Commits and pull requests are automatically tested for code quality using GitHub Actions.
Auto-format cola/i18n/*.po
files before committing when updating translations:
$ make po
When submitting patches, consult the contributing guidelines.
Packaging Notes
Git Cola installs its modules into the default Python site-packages directory
(eg. lib/python3.7/site-packages
) using setuptools.
While end-users can use pip install git-cola
to install Git Cola, distribution
packagers should use the make prefix=/usr
install process. Git Cola's Makefile
wraps
pip install --prefix=<prefix>
to provide a packaging-friendly make install
target.
Windows (Continued)
Microsoft Visual C++ 2015 Redistributable
Earlier versions of Git Cola may have shipped without vcruntime140.dll
and may
not run on machines that are missing this DLL.
To fix this, download the Microsoft Visual C++ 2015 Redistributable and install it
Git Cola v4.0.0 and newer include this DLL and do not require this to be installed separately.
Development
In order to develop Git Cola on Windows you will need to install
Python3 and pip. Install PyQt5 using pip install PyQt5
to make the PyQt5 bindings available to Python.

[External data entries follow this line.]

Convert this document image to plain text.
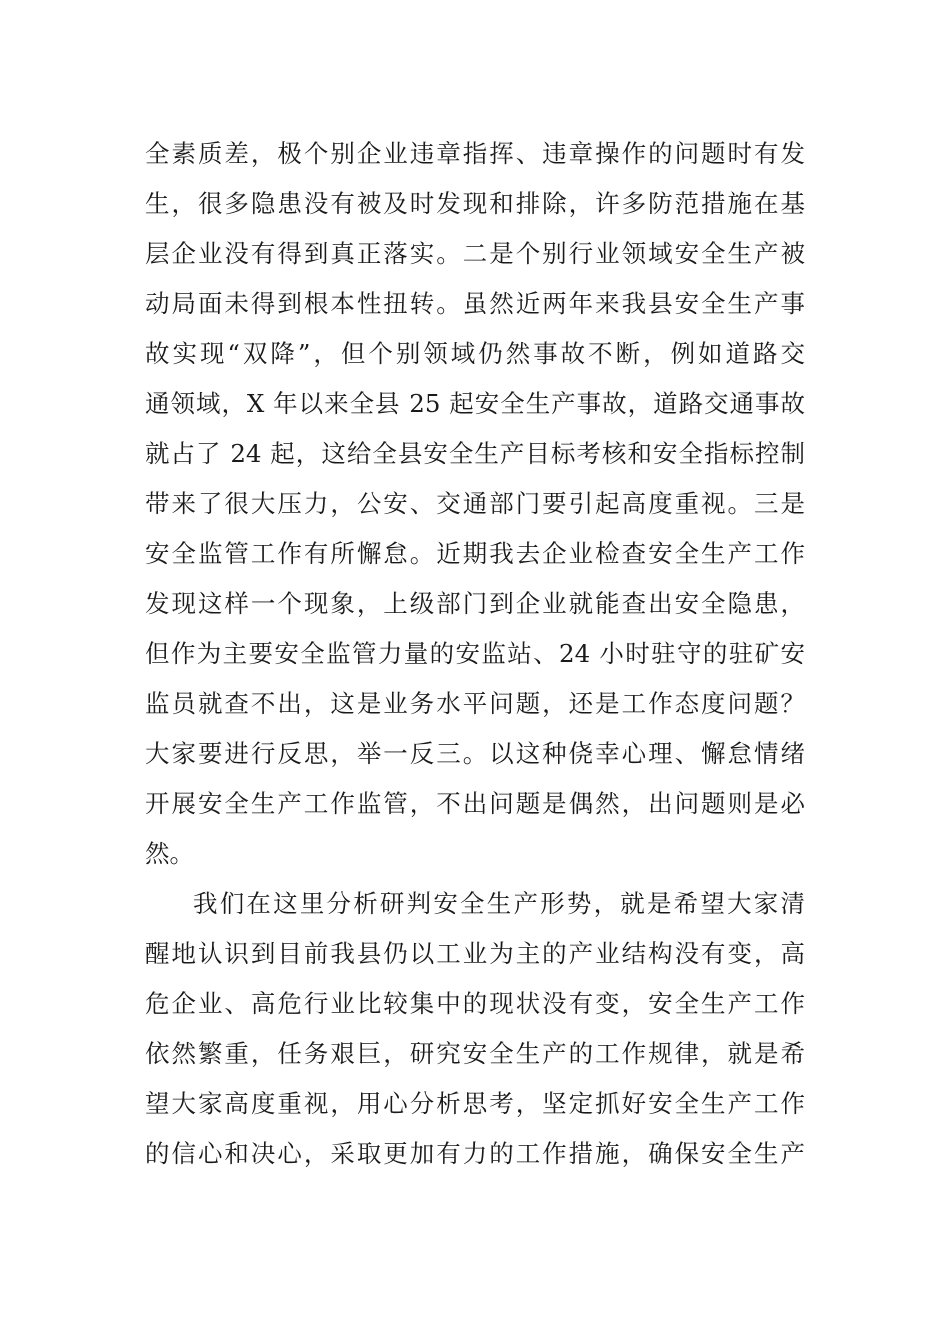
全素质差，极个别企业违章指挥、违章操作的问题时有发
生，很多隐患没有被及时发现和排除，许多防范措施在基
层企业没有得到真正落实。二是个别行业领域安全生产被
动局面未得到根本性扭转。虽然近两年来我县安全生产事
故实现“双降”，但个别领域仍然事故不断，例如道路交
通领域，X 年以来全县 25 起安全生产事故，道路交通事故
就占了 24 起，这给全县安全生产目标考核和安全指标控制
带来了很大压力，公安、交通部门要引起高度重视。三是
安全监管工作有所懈怠。近期我去企业检查安全生产工作
发现这样一个现象，上级部门到企业就能查出安全隐患，
但作为主要安全监管力量的安监站、24 小时驻守的驻矿安
监员就查不出，这是业务水平问题，还是工作态度问题？
大家要进行反思，举一反三。以这种侥幸心理、懈怠情绪
开展安全生产工作监管，不出问题是偶然，出问题则是必
然。
我们在这里分析研判安全生产形势，就是希望大家清
醒地认识到目前我县仍以工业为主的产业结构没有变，高
危企业、高危行业比较集中的现状没有变，安全生产工作
依然繁重，任务艰巨，研究安全生产的工作规律，就是希
望大家高度重视，用心分析思考，坚定抓好安全生产工作
的信心和决心，采取更加有力的工作措施，确保安全生产
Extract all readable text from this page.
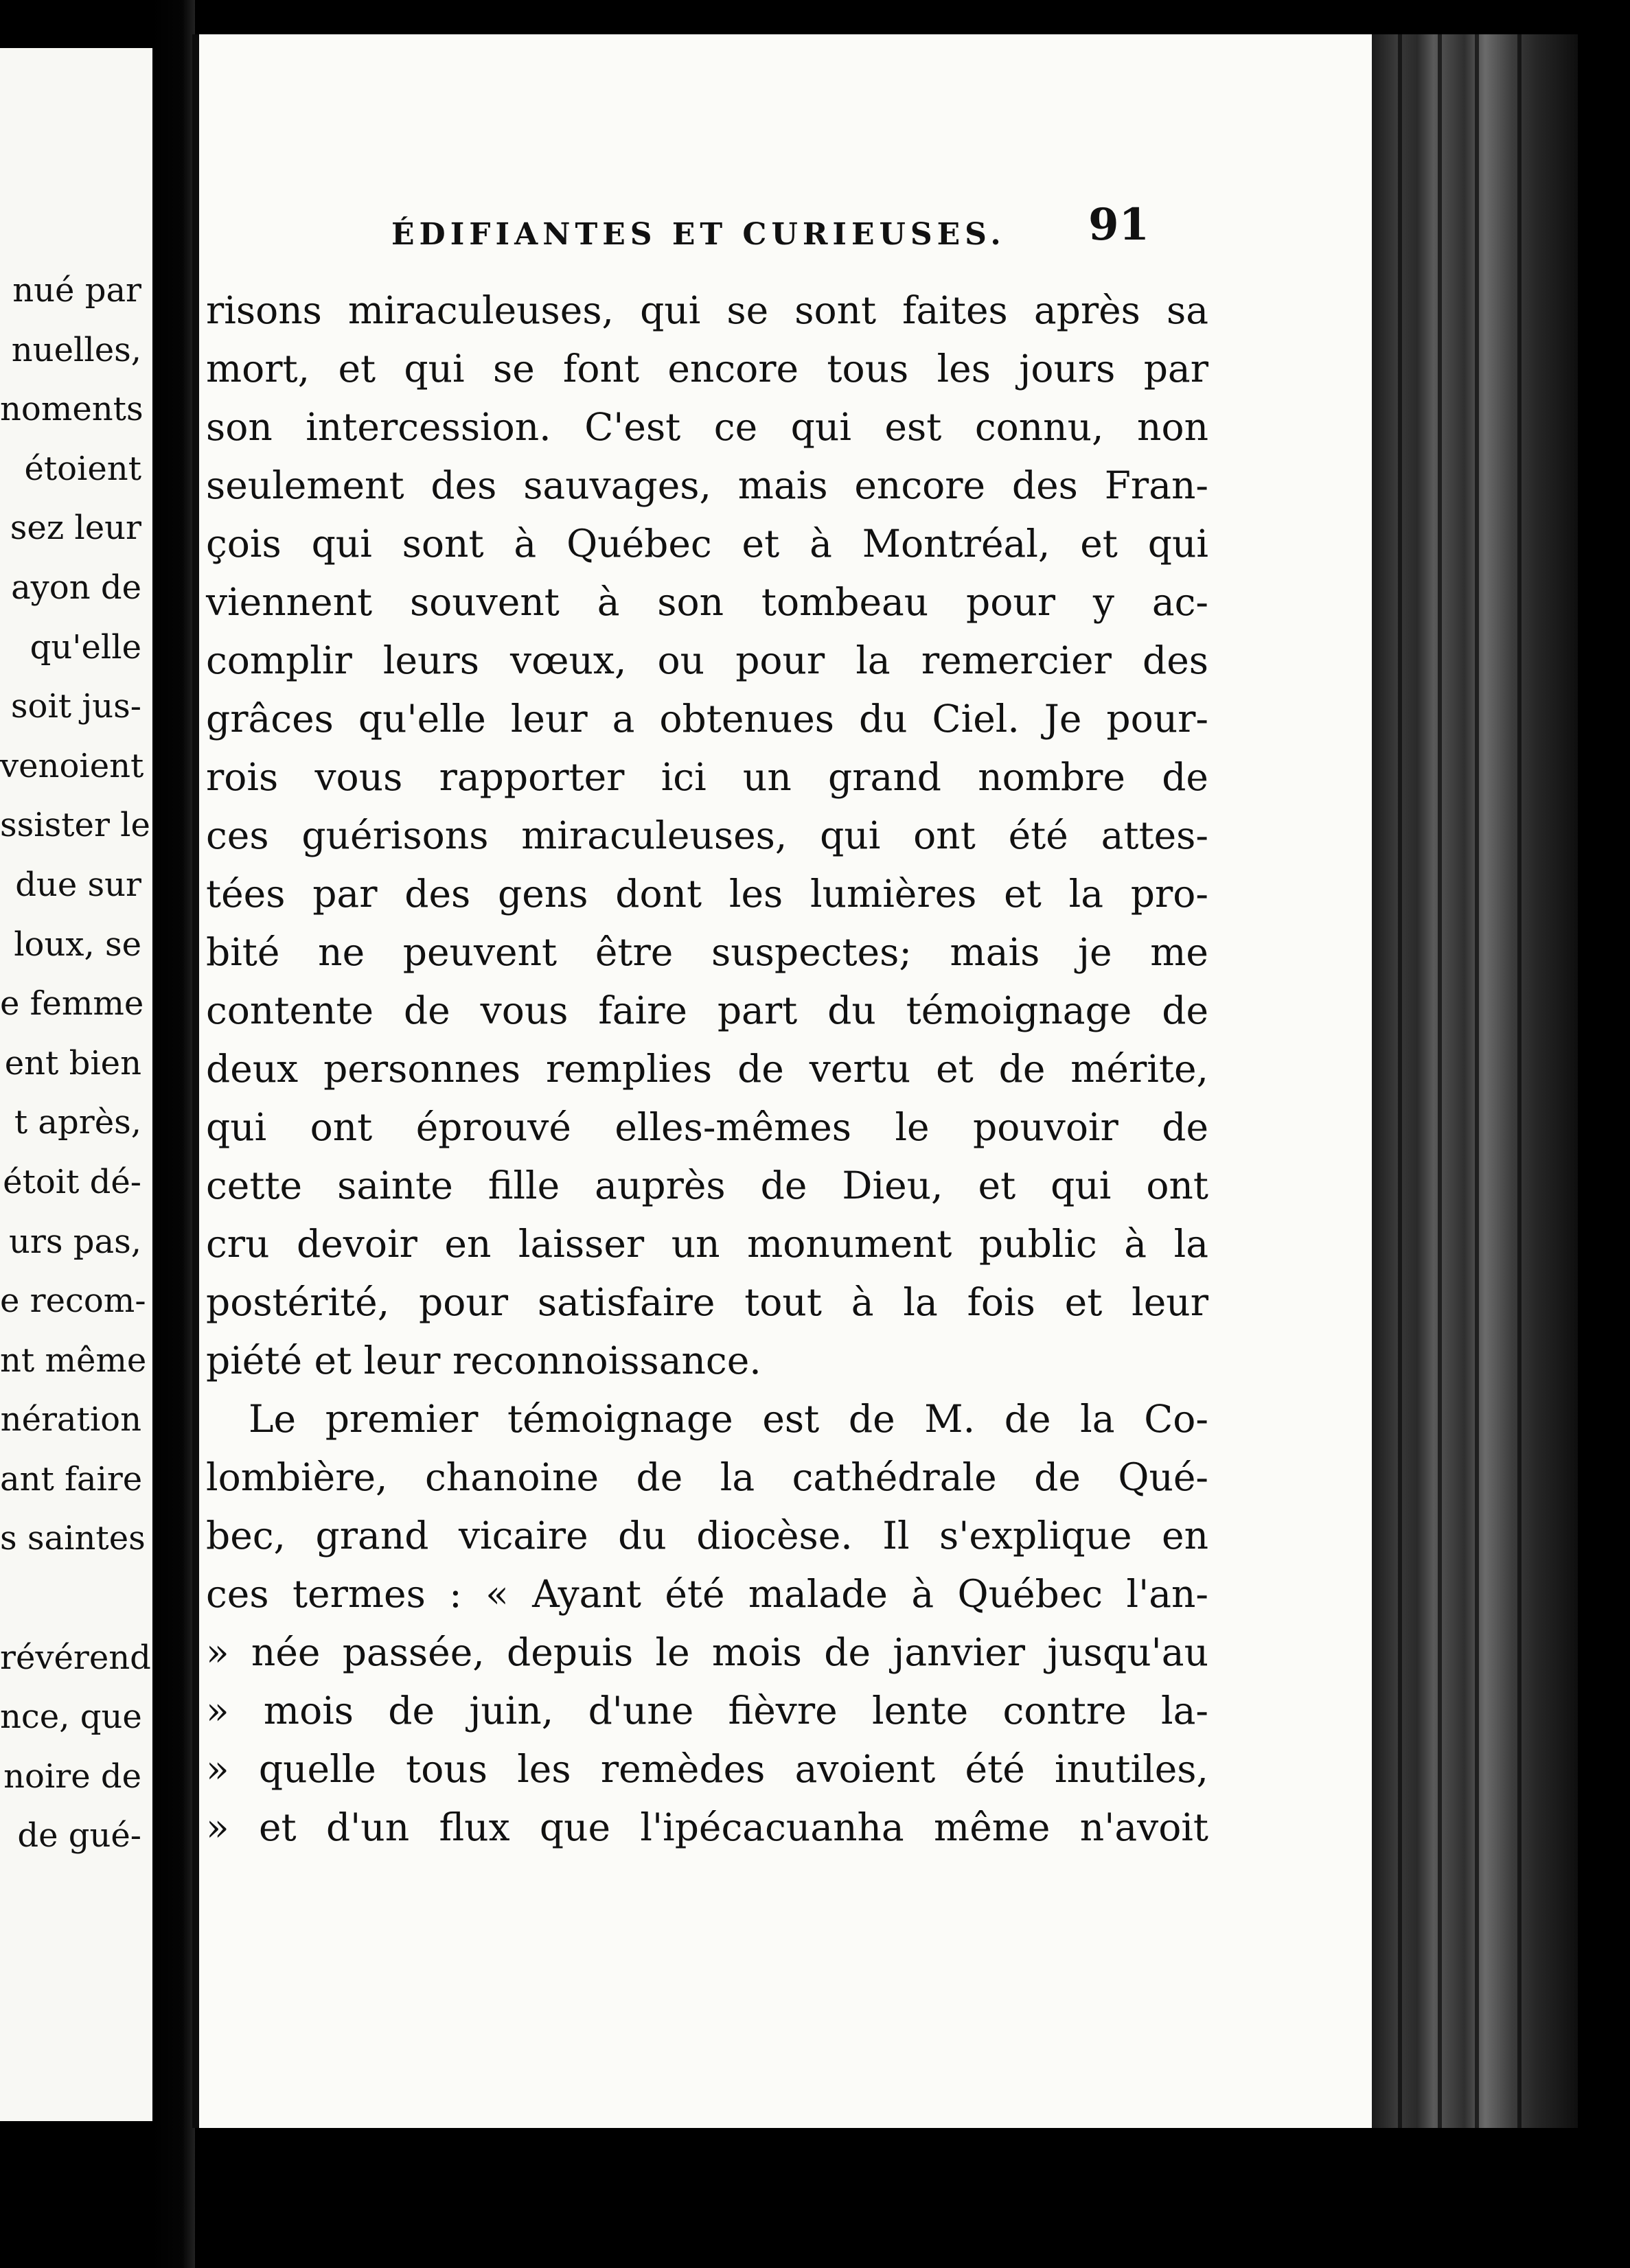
nué par
nuelles,
noments
étoient
sez leur
ayon de
qu'elle
soit jus-
venoient
ssister le
due sur
loux, se
e femme
ent bien
t après,
étoit dé-
urs pas,
e recom-
nt même
nération
ant faire
s saintes
révérend
nce, que
noire de
de gué-
ÉDIFIANTES ET CURIEUSES. 91
risons miraculeuses, qui se sont faites après sa
mort, et qui se font encore tous les jours par
son intercession. C'est ce qui est connu, non
seulement des sauvages, mais encore des Fran-
çois qui sont à Québec et à Montréal, et qui
viennent souvent à son tombeau pour y ac-
complir leurs vœux, ou pour la remercier des
grâces qu'elle leur a obtenues du Ciel. Je pour-
rois vous rapporter ici un grand nombre de
ces guérisons miraculeuses, qui ont été attes-
tées par des gens dont les lumières et la pro-
bité ne peuvent être suspectes; mais je me
contente de vous faire part du témoignage de
deux personnes remplies de vertu et de mérite,
qui ont éprouvé elles-mêmes le pouvoir de
cette sainte fille auprès de Dieu, et qui ont
cru devoir en laisser un monument public à la
postérité, pour satisfaire tout à la fois et leur
piété et leur reconnoissance.
Le premier témoignage est de M. de la Co-
lombière, chanoine de la cathédrale de Qué-
bec, grand vicaire du diocèse. Il s'explique en
ces termes : « Ayant été malade à Québec l'an-
» née passée, depuis le mois de janvier jusqu'au
» mois de juin, d'une fièvre lente contre la-
» quelle tous les remèdes avoient été inutiles,
» et d'un flux que l'ipécacuanha même n'avoit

Once these are installed you can use python.exe
to run
directly from the source tree. For example, from a Git Bash terminal:
/c/Python36/python.exe ./bin/git-cola
Multiple Python versions
If you have multiple versions of Python installed, the contrib/win32/cola
launcher script might choose the newer version instead of the python
that has PyQt installed. In order to resolve this, you can set the
cola.pythonlocation
git configuration variable to tell cola where to
find python. For example:
git config --global cola.pythonlocation /c/Python39
Building Windows Installers
Windows installers are built using
To build the installer using Pynsist run:
./contrib/win32/run-pynsist.sh
This will generate an installer in build/nsis/
.
Windows "History Browser" Configuration Upgrade
You may need to configure your history browser if you are upgrading from an older version of Git Cola on Windows.
gitk
was originally the default history browser, but gitk
cannot be
launched as-is on Windows because gitk
is a shell script.
If you are configured to use gitk
, then change your configuration to
go through Git's sh.exe
on Windows. Similarly, we must go through
python.exe
if we want to use git-dag
.
If you want to use gitk as your history browser open the Preferences screen and change the history browser command to:
"C:/Program Files/Git/bin/sh.exe" --login -i C:/Git/bin/gitk
git-dag
became the default history browser on Windows in v2.3
, so new
users do not need to configure anything.